À périmètre constant, l’ensemble de la mission est en baisse de 1,5 milliard d’euros. La mission a fait l’objet de transferts de crédits ; ils concernent notamment le programme Habiter mieux, les pôles de compétitivité et des compensations budgétaires comme la baisse des cotisations au Fonds national d’aide au logement.

Le fait saillant de ce budget 2020 est bien entendu la création de l’Agence nationale de la cohésion des territoires.

Ce contexte général posé, mes chers collègues, vous me permettrez tout d’abord plusieurs remarques et questions sur l’aide au logement, le logement constituant le premier poste de dépenses pour les ménages.

Je salue l’augmentation des crédits destinés à l’hébergement d’urgence, même s’il faut rappeler qu’en la matière il y a un cap à tenir et un objectif exigeant et humain. La progression des nuitées hôtelières, constatée une fois de plus, n’est satisfaisante pour personne. Aussi, la diminution des nuitées dites sociales, qui sont peu propices à la réinsertion, très coûteuses et sujettes à la spéculation, au profit d’un hébergement de plus longue durée doit être un objectif majeur.

J’en viens à deux questions plus conjoncturelles.

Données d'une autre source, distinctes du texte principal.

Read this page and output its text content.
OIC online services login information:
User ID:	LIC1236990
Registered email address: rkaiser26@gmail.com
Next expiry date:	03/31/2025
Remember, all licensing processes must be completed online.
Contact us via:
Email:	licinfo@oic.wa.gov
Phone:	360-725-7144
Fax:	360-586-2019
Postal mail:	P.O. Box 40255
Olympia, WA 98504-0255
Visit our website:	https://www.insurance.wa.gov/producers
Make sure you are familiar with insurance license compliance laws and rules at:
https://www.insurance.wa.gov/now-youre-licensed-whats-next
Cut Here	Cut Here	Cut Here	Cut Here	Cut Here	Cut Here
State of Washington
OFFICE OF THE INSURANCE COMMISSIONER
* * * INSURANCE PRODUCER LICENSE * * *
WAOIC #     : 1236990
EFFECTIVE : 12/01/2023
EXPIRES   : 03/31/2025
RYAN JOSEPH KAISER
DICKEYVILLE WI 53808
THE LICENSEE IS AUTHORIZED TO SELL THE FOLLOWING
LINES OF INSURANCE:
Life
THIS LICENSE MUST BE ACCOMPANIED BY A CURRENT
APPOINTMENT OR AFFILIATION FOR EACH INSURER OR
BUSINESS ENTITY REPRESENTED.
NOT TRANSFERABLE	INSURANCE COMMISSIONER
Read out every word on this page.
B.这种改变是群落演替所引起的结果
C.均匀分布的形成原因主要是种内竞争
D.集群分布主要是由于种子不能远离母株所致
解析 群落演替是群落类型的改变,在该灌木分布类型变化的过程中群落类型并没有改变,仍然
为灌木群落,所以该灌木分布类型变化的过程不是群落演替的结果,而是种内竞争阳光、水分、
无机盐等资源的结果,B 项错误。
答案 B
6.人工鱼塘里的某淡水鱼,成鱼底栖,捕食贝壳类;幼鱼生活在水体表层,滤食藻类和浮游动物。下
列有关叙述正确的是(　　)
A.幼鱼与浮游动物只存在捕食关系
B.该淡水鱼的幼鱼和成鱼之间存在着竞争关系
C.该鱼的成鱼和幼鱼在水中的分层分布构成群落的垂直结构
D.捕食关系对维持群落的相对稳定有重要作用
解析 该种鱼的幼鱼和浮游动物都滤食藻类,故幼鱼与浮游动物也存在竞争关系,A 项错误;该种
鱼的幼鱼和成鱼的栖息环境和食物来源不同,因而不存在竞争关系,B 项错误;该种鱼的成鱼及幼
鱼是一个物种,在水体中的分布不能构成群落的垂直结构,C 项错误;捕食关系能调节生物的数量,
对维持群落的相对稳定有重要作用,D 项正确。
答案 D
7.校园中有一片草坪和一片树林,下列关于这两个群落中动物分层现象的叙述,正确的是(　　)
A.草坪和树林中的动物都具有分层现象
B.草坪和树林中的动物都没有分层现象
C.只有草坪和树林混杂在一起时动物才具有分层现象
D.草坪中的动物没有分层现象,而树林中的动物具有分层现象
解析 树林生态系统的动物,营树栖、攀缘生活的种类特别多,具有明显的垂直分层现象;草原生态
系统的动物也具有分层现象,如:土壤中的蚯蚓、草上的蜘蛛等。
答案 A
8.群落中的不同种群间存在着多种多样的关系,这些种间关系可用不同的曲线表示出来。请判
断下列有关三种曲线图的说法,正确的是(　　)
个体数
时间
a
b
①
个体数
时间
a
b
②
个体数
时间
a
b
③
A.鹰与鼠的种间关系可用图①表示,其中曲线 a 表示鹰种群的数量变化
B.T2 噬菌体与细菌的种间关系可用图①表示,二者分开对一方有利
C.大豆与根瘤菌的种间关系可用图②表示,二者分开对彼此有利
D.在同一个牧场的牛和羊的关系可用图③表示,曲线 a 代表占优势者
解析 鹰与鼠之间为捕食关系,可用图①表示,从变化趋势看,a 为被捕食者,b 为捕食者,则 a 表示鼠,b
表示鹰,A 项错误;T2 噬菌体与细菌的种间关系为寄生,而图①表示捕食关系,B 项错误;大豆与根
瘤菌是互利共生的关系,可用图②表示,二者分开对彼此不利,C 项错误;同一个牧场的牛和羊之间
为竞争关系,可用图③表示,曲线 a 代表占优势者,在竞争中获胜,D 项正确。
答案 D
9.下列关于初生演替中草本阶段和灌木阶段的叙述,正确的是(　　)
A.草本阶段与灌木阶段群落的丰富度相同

Tout d’abord, alors que la construction de logements est en baisse depuis trois ans et que cette situation suscite une tension sociale, je vous interroge, monsieur le ministre, sur les menaces de ralentissement qui pèsent sur la construction de logements sociaux et intermédiaires en raison du remplacement de la taxe d’habitation par la part départementale de la taxe sur les propriétés bâties. Les élus doivent pouvoir anticiper. Aussi, monsieur le ministre, quelles sont les simulations du ministère en la matière ?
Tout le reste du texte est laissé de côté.